Küçük Prens, yüzeyde bir çocuk masalı gibi görünse de, aslında yetişkin dünyasının değerlerini, zaaflarını ve körlüklerini eleştiren derin bir felsefi metindir. Saint-Exupéry, basit bir dil ve sembolik karakterler aracılığıyla insanın anlam arayışını, sevgiyle kurduğu ilişkiyi ve sorumluluk bilincini sorgular.
Eserde Küçük Prens’in gezegenler arası yolculuğu, yetişkinlerin dünyasını temsil eden tipler üzerinden ilerler. Kral, kendini beğenmiş adam, iş adamı ve coğrafyacı gibi figürler; iktidar hırsını, boş gururu, anlamsız birikimi ve duygudan yoksun bilgiyi simgeler. Bu karakterler, yetişkinlerin çoğu zaman hayatın özünü kaçırdığını gösterir. Saint-Exupéry, bu eleştiriyi çocukça bir saflıkla sunduğu için metin hem yumuşak hem de sarsıcıdır.

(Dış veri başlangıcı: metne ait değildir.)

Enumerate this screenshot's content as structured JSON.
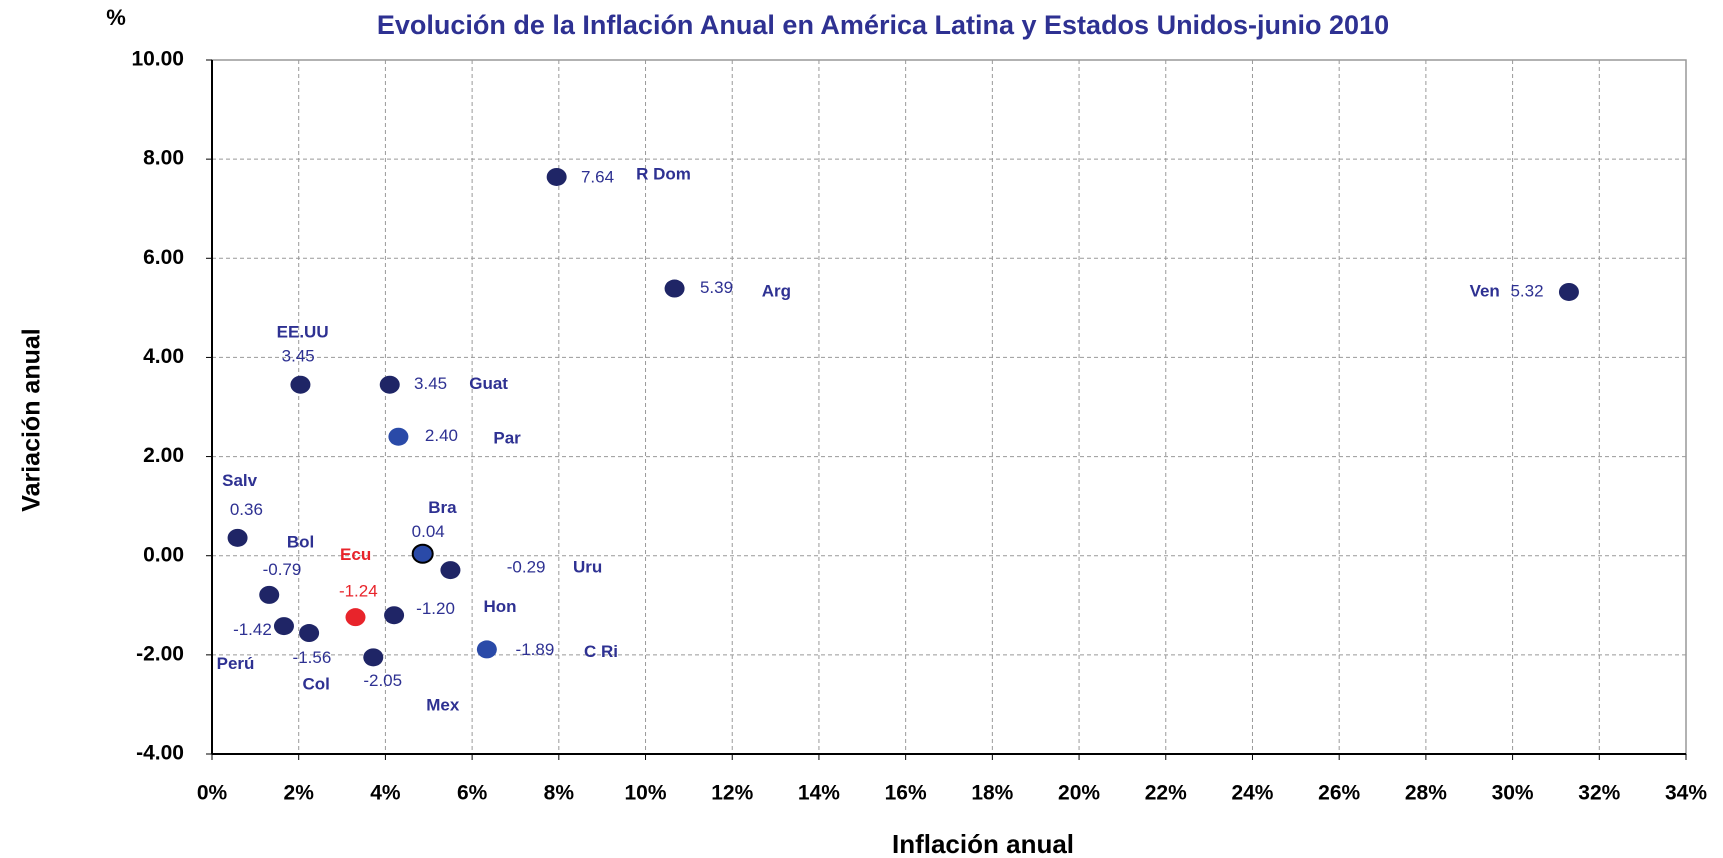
{
  "chart_data": {
    "type": "scatter",
    "title": "Evolución de la Inflación Anual en América Latina y Estados Unidos-junio 2010",
    "x_label": "Inflación anual",
    "y_label": "Variación anual",
    "y_unit": "%",
    "xlim": [
      0,
      34
    ],
    "ylim": [
      -4,
      10
    ],
    "xticks": [
      {
        "value": 0,
        "label": "0%"
      },
      {
        "value": 2,
        "label": "2%"
      },
      {
        "value": 4,
        "label": "4%"
      },
      {
        "value": 6,
        "label": "6%"
      },
      {
        "value": 8,
        "label": "8%"
      },
      {
        "value": 10,
        "label": "10%"
      },
      {
        "value": 12,
        "label": "12%"
      },
      {
        "value": 14,
        "label": "14%"
      },
      {
        "value": 16,
        "label": "16%"
      },
      {
        "value": 18,
        "label": "18%"
      },
      {
        "value": 20,
        "label": "20%"
      },
      {
        "value": 22,
        "label": "22%"
      },
      {
        "value": 24,
        "label": "24%"
      },
      {
        "value": 26,
        "label": "26%"
      },
      {
        "value": 28,
        "label": "28%"
      },
      {
        "value": 30,
        "label": "30%"
      },
      {
        "value": 32,
        "label": "32%"
      },
      {
        "value": 34,
        "label": "34%"
      }
    ],
    "yticks": [
      {
        "value": 10,
        "label": "10.00"
      },
      {
        "value": 8,
        "label": "8.00"
      },
      {
        "value": 6,
        "label": "6.00"
      },
      {
        "value": 4,
        "label": "4.00"
      },
      {
        "value": 2,
        "label": "2.00"
      },
      {
        "value": 0,
        "label": "0.00"
      },
      {
        "value": -2,
        "label": "-2.00"
      },
      {
        "value": -4,
        "label": "-4.00"
      }
    ],
    "grid": true,
    "points": [
      {
        "name": "EE.UU",
        "x": 2.04,
        "y": 3.45,
        "value_label": "3.45",
        "color": "#1f2566"
      },
      {
        "name": "Guat",
        "x": 4.1,
        "y": 3.45,
        "value_label": "3.45",
        "color": "#1f2566"
      },
      {
        "name": "Par",
        "x": 4.3,
        "y": 2.4,
        "value_label": "2.40",
        "color": "#2a4aa8"
      },
      {
        "name": "R Dom",
        "x": 7.95,
        "y": 7.64,
        "value_label": "7.64",
        "color": "#1f2566"
      },
      {
        "name": "Arg",
        "x": 10.67,
        "y": 5.39,
        "value_label": "5.39",
        "color": "#1f2566"
      },
      {
        "name": "Ven",
        "x": 31.3,
        "y": 5.32,
        "value_label": "5.32",
        "color": "#1f2566"
      },
      {
        "name": "Salv",
        "x": 0.59,
        "y": 0.36,
        "value_label": "0.36",
        "color": "#1f2566"
      },
      {
        "name": "Bol",
        "x": 1.32,
        "y": -0.79,
        "value_label": "-0.79",
        "color": "#1f2566"
      },
      {
        "name": "Perú",
        "x": 1.66,
        "y": -1.42,
        "value_label": "-1.42",
        "color": "#1f2566"
      },
      {
        "name": "Col",
        "x": 2.24,
        "y": -1.56,
        "value_label": "-1.56",
        "color": "#1f2566"
      },
      {
        "name": "Ecu",
        "x": 3.31,
        "y": -1.24,
        "value_label": "-1.24",
        "color": "#e8242b"
      },
      {
        "name": "Mex",
        "x": 3.72,
        "y": -2.05,
        "value_label": "-2.05",
        "color": "#1f2566"
      },
      {
        "name": "Hon",
        "x": 4.2,
        "y": -1.2,
        "value_label": "-1.20",
        "color": "#1f2566"
      },
      {
        "name": "Bra",
        "x": 4.86,
        "y": 0.04,
        "value_label": "0.04",
        "color": "#2a4aa8"
      },
      {
        "name": "Uru",
        "x": 5.5,
        "y": -0.29,
        "value_label": "-0.29",
        "color": "#1f2566"
      },
      {
        "name": "C Ri",
        "x": 6.34,
        "y": -1.89,
        "value_label": "-1.89",
        "color": "#2a4aa8"
      }
    ]
  }
}
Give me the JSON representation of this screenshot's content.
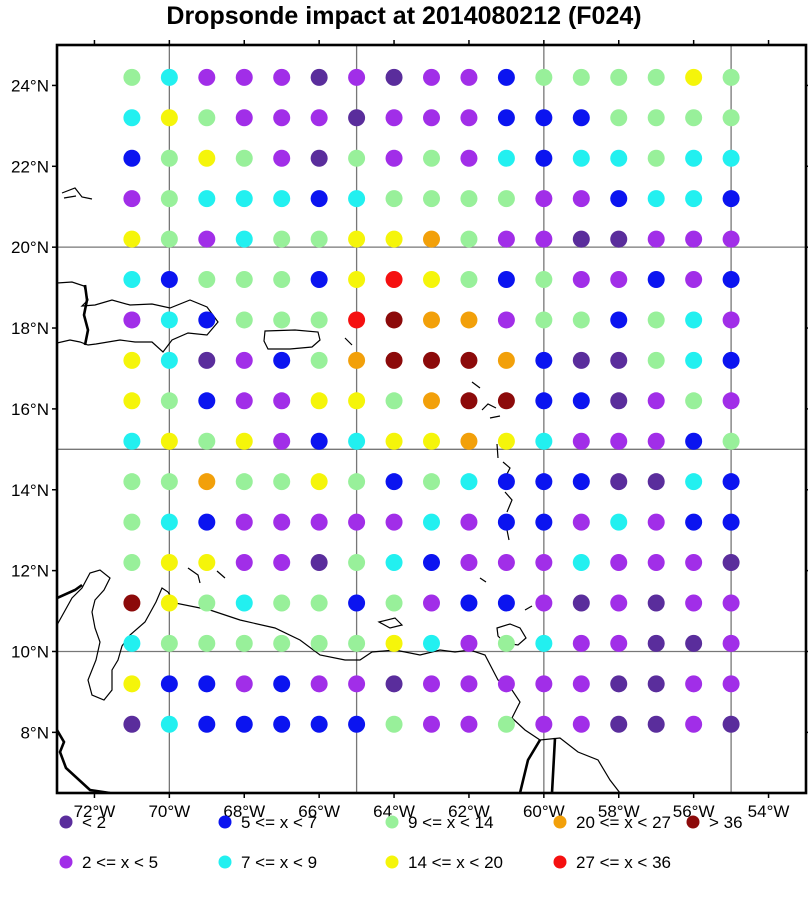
{
  "title": "Dropsonde impact at 2014080212 (F024)",
  "map": {
    "lon_range": [
      -73,
      -53
    ],
    "lat_range": [
      6.5,
      25
    ],
    "grid_lons": [
      -70,
      -65,
      -60,
      -55
    ],
    "grid_lats": [
      10,
      15,
      20,
      25
    ],
    "lon_ticks": [
      {
        "v": -72,
        "t": "72°W"
      },
      {
        "v": -70,
        "t": "70°W"
      },
      {
        "v": -68,
        "t": "68°W"
      },
      {
        "v": -66,
        "t": "66°W"
      },
      {
        "v": -64,
        "t": "64°W"
      },
      {
        "v": -62,
        "t": "62°W"
      },
      {
        "v": -60,
        "t": "60°W"
      },
      {
        "v": -58,
        "t": "58°W"
      },
      {
        "v": -56,
        "t": "56°W"
      },
      {
        "v": -54,
        "t": "54°W"
      }
    ],
    "lat_ticks": [
      {
        "v": 8,
        "t": "8°N"
      },
      {
        "v": 10,
        "t": "10°N"
      },
      {
        "v": 12,
        "t": "12°N"
      },
      {
        "v": 14,
        "t": "14°N"
      },
      {
        "v": 16,
        "t": "16°N"
      },
      {
        "v": 18,
        "t": "18°N"
      },
      {
        "v": 20,
        "t": "20°N"
      },
      {
        "v": 22,
        "t": "22°N"
      },
      {
        "v": 24,
        "t": "24°N"
      }
    ]
  },
  "categories": [
    {
      "code": "A",
      "label": "<  2",
      "color": "#5a2d9c"
    },
    {
      "code": "B",
      "label": "2 <= x <  5",
      "color": "#a12ee8"
    },
    {
      "code": "C",
      "label": "5 <= x <  7",
      "color": "#0b14f0"
    },
    {
      "code": "D",
      "label": "7 <= x <  9",
      "color": "#22f0f0"
    },
    {
      "code": "E",
      "label": "9 <= x < 14",
      "color": "#98f09a"
    },
    {
      "code": "F",
      "label": "14 <= x < 20",
      "color": "#f5f50a"
    },
    {
      "code": "G",
      "label": "20 <= x < 27",
      "color": "#f2a00a"
    },
    {
      "code": "H",
      "label": "27 <= x < 36",
      "color": "#f51010"
    },
    {
      "code": "I",
      "label": "> 36",
      "color": "#8c0a0a"
    }
  ],
  "chart_data": {
    "type": "scatter",
    "title": "Dropsonde impact at 2014080212 (F024)",
    "lons": [
      -71,
      -70,
      -69,
      -68,
      -67,
      -66,
      -65,
      -64,
      -63,
      -62,
      -61,
      -60,
      -59,
      -58,
      -57,
      -56,
      -55
    ],
    "lats": [
      24.2,
      23.2,
      22.2,
      21.2,
      20.2,
      19.2,
      18.2,
      17.2,
      16.2,
      15.2,
      14.2,
      13.2,
      12.2,
      11.2,
      10.2,
      9.2,
      8.2
    ],
    "rows": [
      "EDBBBABABBCEEEEFE",
      "DFEBBBABBBCCCEEEE",
      "CEFEBAEBEBDCDDEDD",
      "BEDDDCDEEEEBBCDDC",
      "FEBDEEFFGEBBAABBB",
      "DCEEECFHFECEBBCBC",
      "BDCEEEHIGGBEECEDB",
      "FDABCEGIIIGCAAEDC",
      "FECBBFFEGIICCABEB",
      "DFEFBCDFFGFDBBBCE",
      "EEGEEFECEDCCCAADC",
      "EDCBBBBBDBCCBDBCC",
      "EFFBBAEDCBBBDBBBA",
      "IFEDEECEBCCBABABB",
      "DEEEEEEFDBEDBBAAB",
      "FCCBCBBABBBBBAABB",
      "ADCCCCCEBBEBBAABA"
    ],
    "legend": [
      "<  2",
      "2 <= x <  5",
      "5 <= x <  7",
      "7 <= x <  9",
      "9 <= x < 14",
      "14 <= x < 20",
      "20 <= x < 27",
      "27 <= x < 36",
      "> 36"
    ]
  }
}
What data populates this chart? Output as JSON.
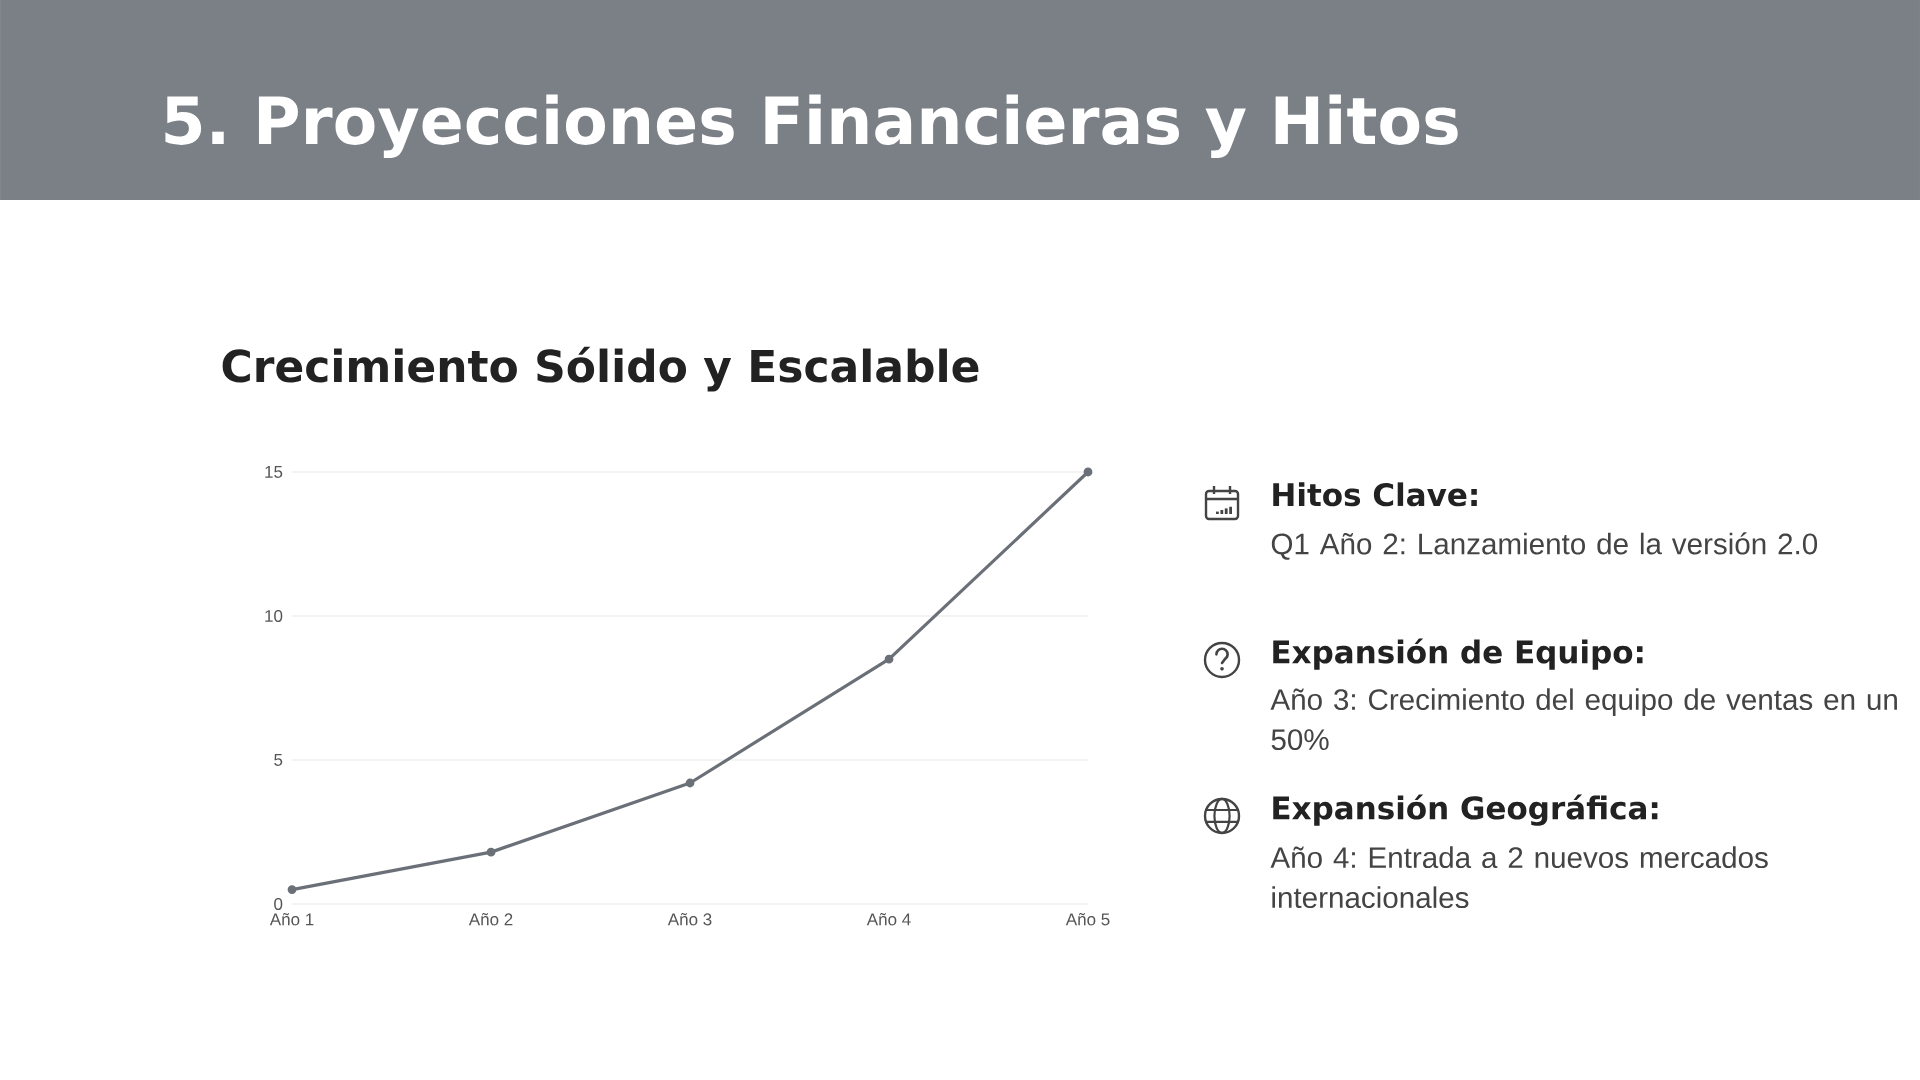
{
  "chart_data": {
    "type": "line",
    "title": "5. Proyecciones Financieras y Hitos",
    "subtitle": "Crecimiento Sólido y Escalable",
    "categories": [
      "Año 1",
      "Año 2",
      "Año 3",
      "Año 4",
      "Año 5"
    ],
    "series": [
      {
        "color": "#6b7078",
        "values": [
          0.5,
          1.8,
          4.2,
          8.5,
          15
        ]
      }
    ],
    "ylim": [
      0,
      15
    ],
    "yticks": [
      0,
      5,
      10,
      15
    ],
    "grid": "y",
    "marker": "circle",
    "line_style": "solid",
    "annotations": [
      "Hitos Clave:",
      "Q1 Año 2: Lanzamiento de la versión 2.0",
      "Expansión de Equipo:",
      "Año 3: Crecimiento del equipo de ventas en un 50%",
      "Expansión Geográfica:",
      "Año 4: Entrada a 2 nuevos mercados internacionales"
    ]
  }
}
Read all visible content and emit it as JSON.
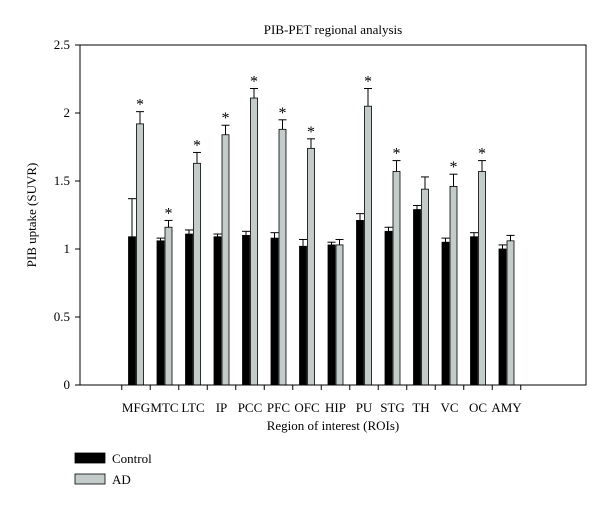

Kitabın merkezinde yer alan gül ve tilki, eserin en güçlü sembolleridir. Gül, sevginin kırılgan ama emek isteyen doğasını temsil ederken; tilki aracılığıyla verilen “İnsan ancak yüreğiyle baktığında doğruyu görebilir; asıl olan gözle görülmez” düşüncesi, eserin temel felsefesini oluşturur. Sevginin, bağ kurmanın ve sorumluluk almanın insanı insan yapan temel değerler olduğu vurgulanır.
Küçük Prens, aynı zamanda modern insanın yalnızlığını ve yabancılaşmasını da ele alır. Çölde karşılaşılan pilot ile Küçük Prens arasındaki ilişki, yetişkinlerin kaybettikleri çocukluk duyarlılığını yeniden hatırlama çabasıdır. Bu yönüyle eser, okura bir nostalji sunmaktan çok, içsel bir yüzleşme önerir.
Sonuç olarak Küçük Prens, her yaşta farklı anlamlar sunan, sade anlatımıyla derin düşünceler barındıran zamansız bir eserdir. Çocuklara hayal gücünü, yetişkinlere ise unuttukları değerleri hatırlatır. Kitabın asıl gücü, karmaşık hakikatleri basit ama kalıcı cümlelerle dile getirebilmesinde yatar.